A review that examined eight commonly used herbal remedies found the following:

  • Ephedra (ma huang) may increase the risk of heart attack and stroke and should be discontinued at least 24 hours prior to surgery.
  • Garlic may increase bleeding risk and should be discontinued at least seven days prior to surgery.
  • Ginkgo may increase bleeding risk and should be discontinued at least 36 hours prior to surgery.
  • Ginseng lowers blood sugar and may increase bleeding risk and should be discontinued at least seven days prior to surgery.
  • Kava may increase the sedative effect of anesthetics and should be discontinued at least 24 hours prior to surgery. An association between kava use and fatal hepatotoxicity has been reported.
  • St. John’s wort may diminish the effects of several drugs by induction of cytochrome P450 enzymes and should be discontinued at least five days prior to surgery.
  • Valerian may increase the sedative effect of anesthetics and is associated with benzodiazepine-like withdrawal. There are no data on preoperative discontinuation. Ideally it is tapered weeks before surgery; if not, withdrawal is treated with benzodiazepines.
  • Echinacea is associated with allergic reactions and immune stimulation. There are no data on preoperative discontinuation.

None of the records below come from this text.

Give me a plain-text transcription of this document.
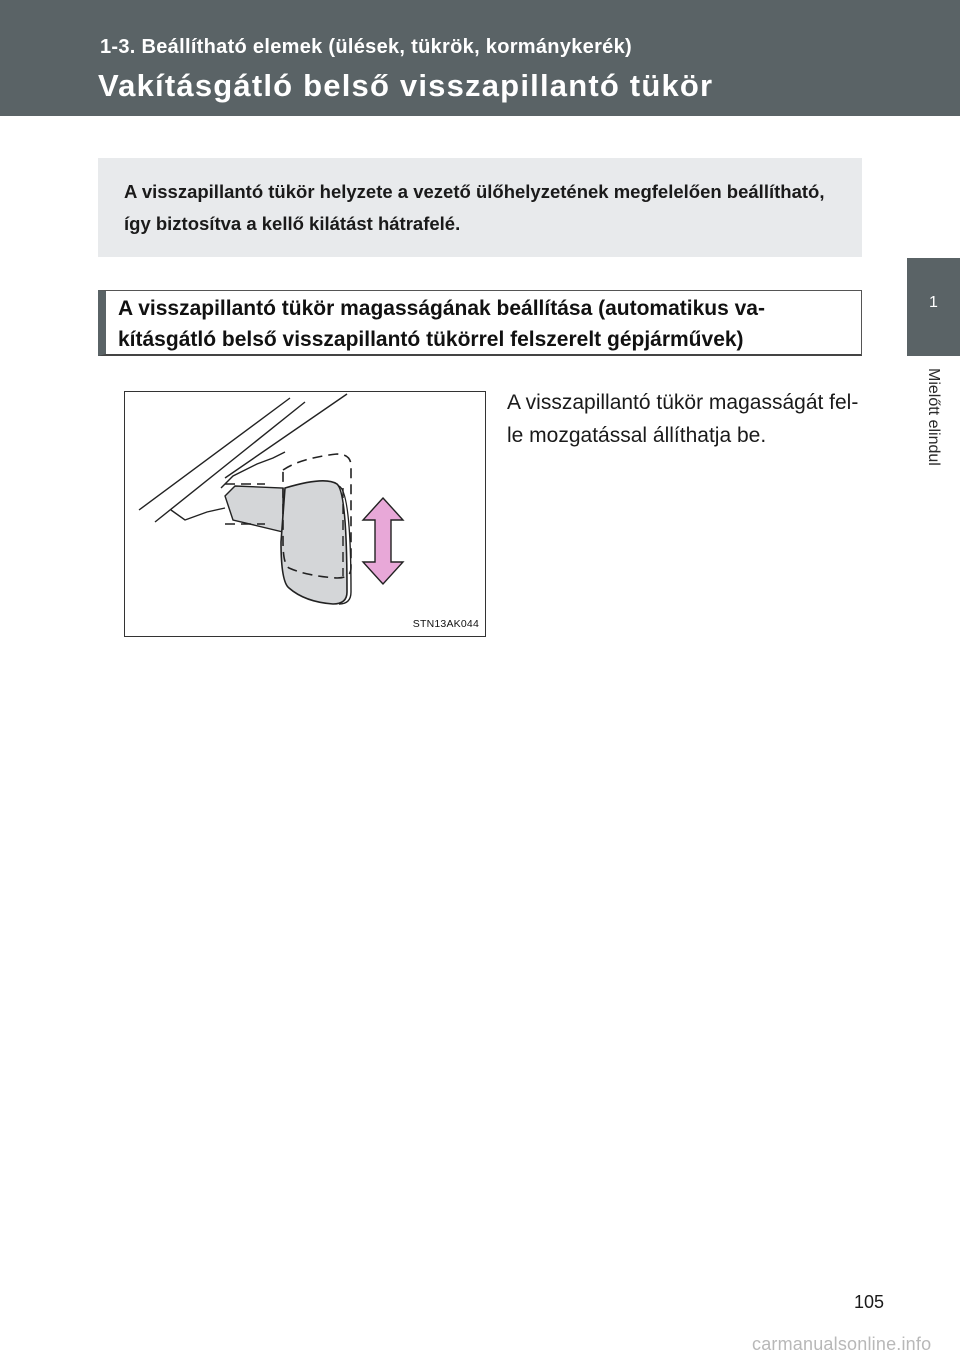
1-3. Beállítható elemek (ülések, tükrök, kormánykerék)
Vakításgátló belső visszapillantó tükör
1
Mielőtt elindul

A visszapillantó tükör helyzete a vezető ülőhelyzetének megfelelően beállítható, így biztosítva a kellő kilátást hátrafelé.

A visszapillantó tükör magasságának beállítása (automatikus va-kításgátló belső visszapillantó tükörrel felszerelt gépjárművek)

STN13AK044
A visszapillantó tükör magasságát fel-le mozgatással állíthatja be.
105
carmanualsonline.info
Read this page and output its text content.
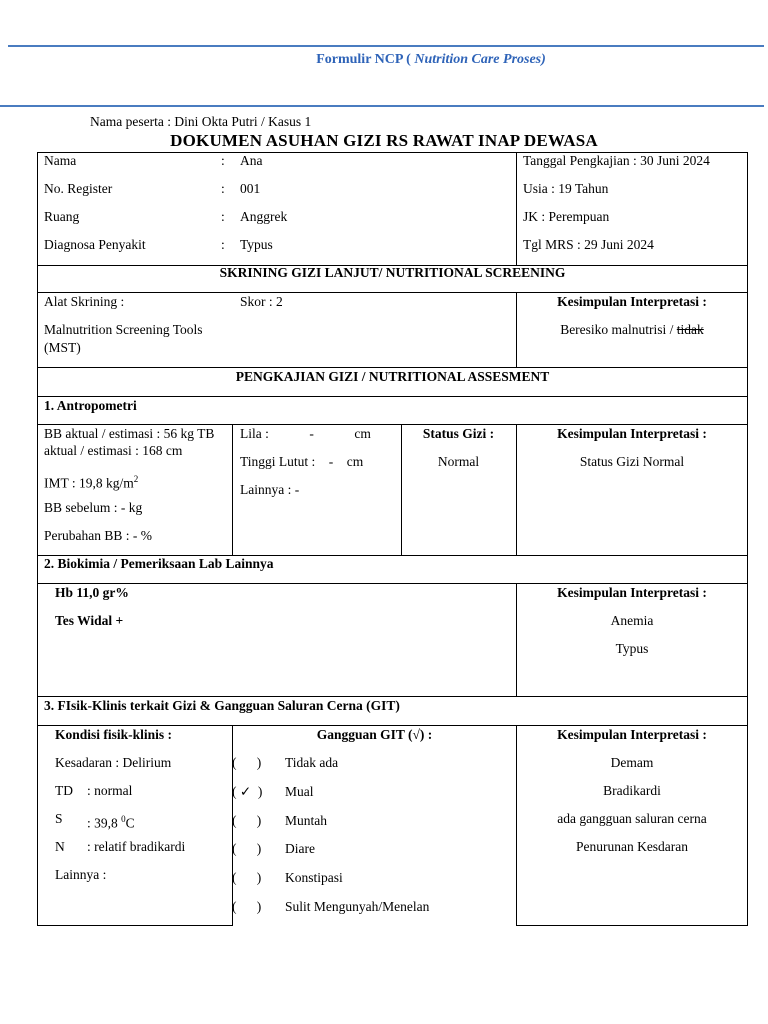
Formulir NCP ( Nutrition Care Proses)
Nama peserta : Dini Okta Putri / Kasus 1
DOKUMEN ASUHAN GIZI RS RAWAT INAP DEWASA
Nama	: Ana
No. Register	: 001
Ruang	: Anggrek
Diagnosa Penyakit	: Typus
Tanggal Pengkajian : 30 Juni 2024
Usia : 19 Tahun
JK : Perempuan
Tgl MRS : 29 Juni 2024
SKRINING GIZI LANJUT/ NUTRITIONAL SCREENING
Alat Skrining :	Skor : 2
Malnutrition Screening Tools
(MST)
Kesimpulan Interpretasi :
Beresiko malnutrisi / tidak
PENGKAJIAN GIZI / NUTRITIONAL ASSESMENT
1. Antropometri
BB aktual / estimasi : 56 kg TB
aktual / estimasi : 168 cm
IMT : 19,8 $kg/m^2$
BB sebelum : - kg
Perubahan BB : - %
Lila :            -            cm
Tinggi Lutut :    -    cm
Lainnya : -
Status Gizi :
Normal
Kesimpulan Interpretasi :
Status Gizi Normal
2. Biokimia / Pemeriksaan Lab Lainnya
Hb 11,0 gr%
Tes Widal +
Kesimpulan Interpretasi :
Anemia
Typus
3. FIsik-Klinis terkait Gizi & Gangguan Saluran Cerna (GIT)
Kondisi fisik-klinis :
Kesadaran : Delirium
TD : normal
S : 39,8 $^0$C
N : relatif bradikardi
Lainnya :
Gangguan GIT (√) :
(      ) Tidak ada
( ✓  ) Mual
(      ) Muntah
(      ) Diare
(      ) Konstipasi
(      ) Sulit Mengunyah/Menelan
Kesimpulan Interpretasi :
Demam
Bradikardi
ada gangguan saluran cerna
Penurunan Kesdaran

There is no evidence that herbal medications improve surgical outcomes, and there are theoretic reasons that these agents may increase perioperative morbidity. For simplicity and because the purity and nature of some herbal medications is unclear, we recommend stopping herbal agents at least one week before surgery.

Conclusions

Anesthesiologists must often decide if chronic medications should be continued in the perioperative period, although there are few outcome data about most medications. The following general principles inform the perioperative management of chronic medications:

  • A complete medication history (including all over-the-counter and herbal/complementary medications) should be obtained, and all clinicians involved in patient management should review the medication history.
  • Medications associated with known morbidity if withdrawn abruptly should be continued or tapered if feasible. Intravenous, transdermal, or transmucosal medicines should be substituted when absorption will be impaired because of loss of gastrointestinal function or restrictions on oral intake. Medications thought to increase the risk of anesthetic or surgical complications and not essential for the short term should be held through the perioperative period.
  • The many medications administered perioperatively during a relatively short period increase the potential for drug-drug interactions.
  • The metabolism and elimination of medications and their metabolites may be altered during the perioperative period.
  • The majority of medications can be resumed once the patient is able to tolerate oral intake, with the exception of medications that impact the bleeding or thromboembolic risk.

Specific recommendations by medication category/class are reviewed in tables 1-8 and in text above.